Gente, para que tá feio.

King Kong talvez seja o monstro mais importante do cinema (viu, Alien!). O primeiro filme do macaco gigante, do rei da ilha perdida que se apaixona pela loira linda foi feito em 1933.

E o que é o mais bacana do filme?

A paixão do macaco gigante por uma mulher, tudo o que ele faz por ela. Lembra da Jessica Lange sendo lançada na versão de 1976? Muito amor! <3 !

E outra coisa bacana é levarem o macaco pra exposição em NY.

O que não tem nesse novo Kong: Ilha da Caveira?

Nem a paixão dele pela mocinha (a sem graça Brie Larson, que é uma boa atriz pra drama, mas numa aventura dessas não rolou).

Nem levarem Kong preso e torturado no navio pra ganharem dinheiro com ele.

O filme se passa no fim da guerra do Vietnã. Já que os EUA perderam a guerra e o exército estava pelas redondezas, um aventureiro/cientista/Indiana Jones do truque (John Goodman, cada vez melhor) consegue que uns navios e helicópteros, carregados de armamento e soldados, o acompanhe a uma ilha perdida porque ele tem uma dica quente.

Pra isso ele consegue convencer um outro pseudo Indie Jones (Tom Hiddleston) e a trupe tá pronta, comandada pela fodão do exército (Samuel L. Jackson). Ah, e a Brie vai como uma fotógrafa bacana humanitária.
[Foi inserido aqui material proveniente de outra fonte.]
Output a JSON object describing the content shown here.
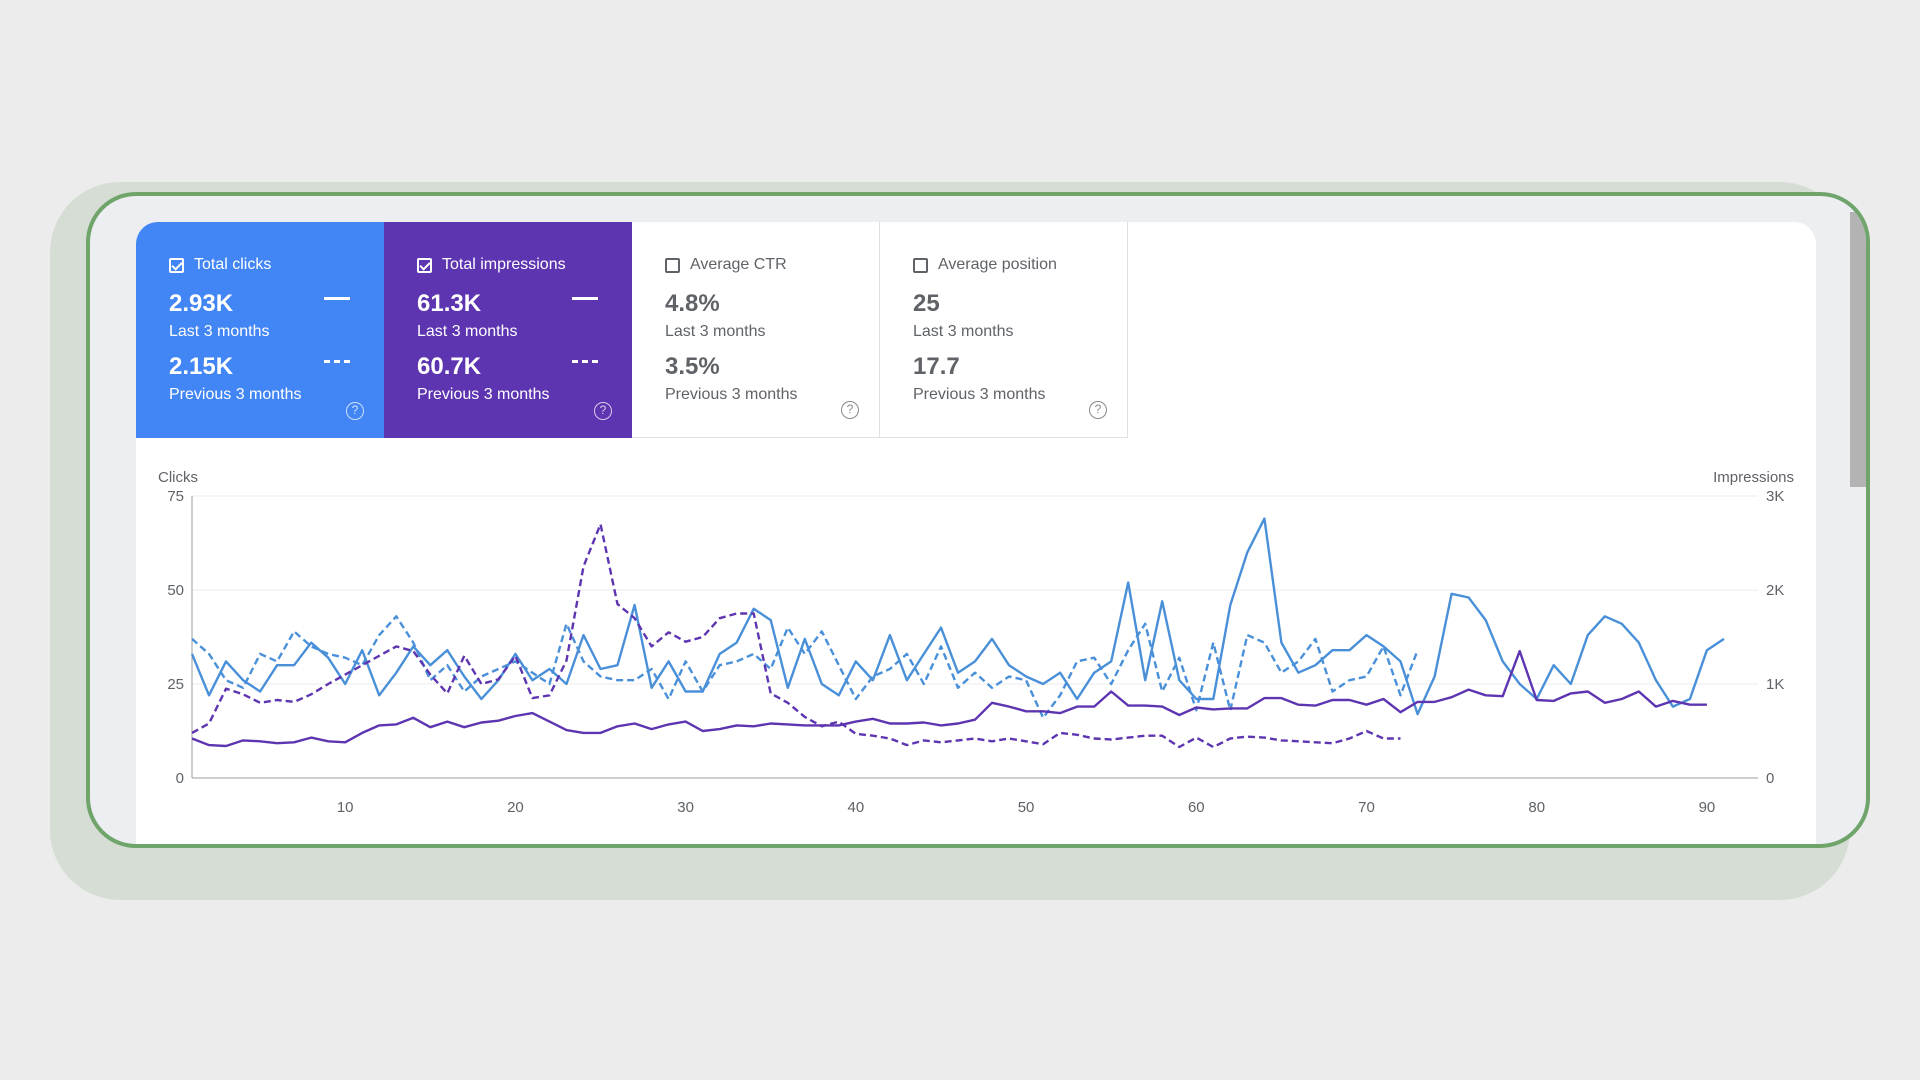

Primeiro aperto no coração do filme: a chegada dos helicópteros na ilha é uma “homenagem” ao Apocalipse Now do Coppola, uma tristeza e um sacrilégio, pra não dizer uma sacanagem.

A violência e a aventura do filme são até legais, mas eu considero isso mais um spin of King Kong do que uma refilmagem. Os monstros gigantes (óbvio) da ilha com quem Kong luta são ótimos, lindos e tudo mais.

Mas o filme não é isso, o filme é a luta do homem contra a natureza, o homem destruindo a natureza, o homem destruindo Kong. E isso não tem no filme.

Hoje em dia com toda a questão ecológica rolando por aí, os caras fazem uma versão besta do filme.

Perdeu, playboy.

O filme foi um fracasso na bilheteria e deve servir de lição pra versões futuras. Porque sim, isso não vai parar.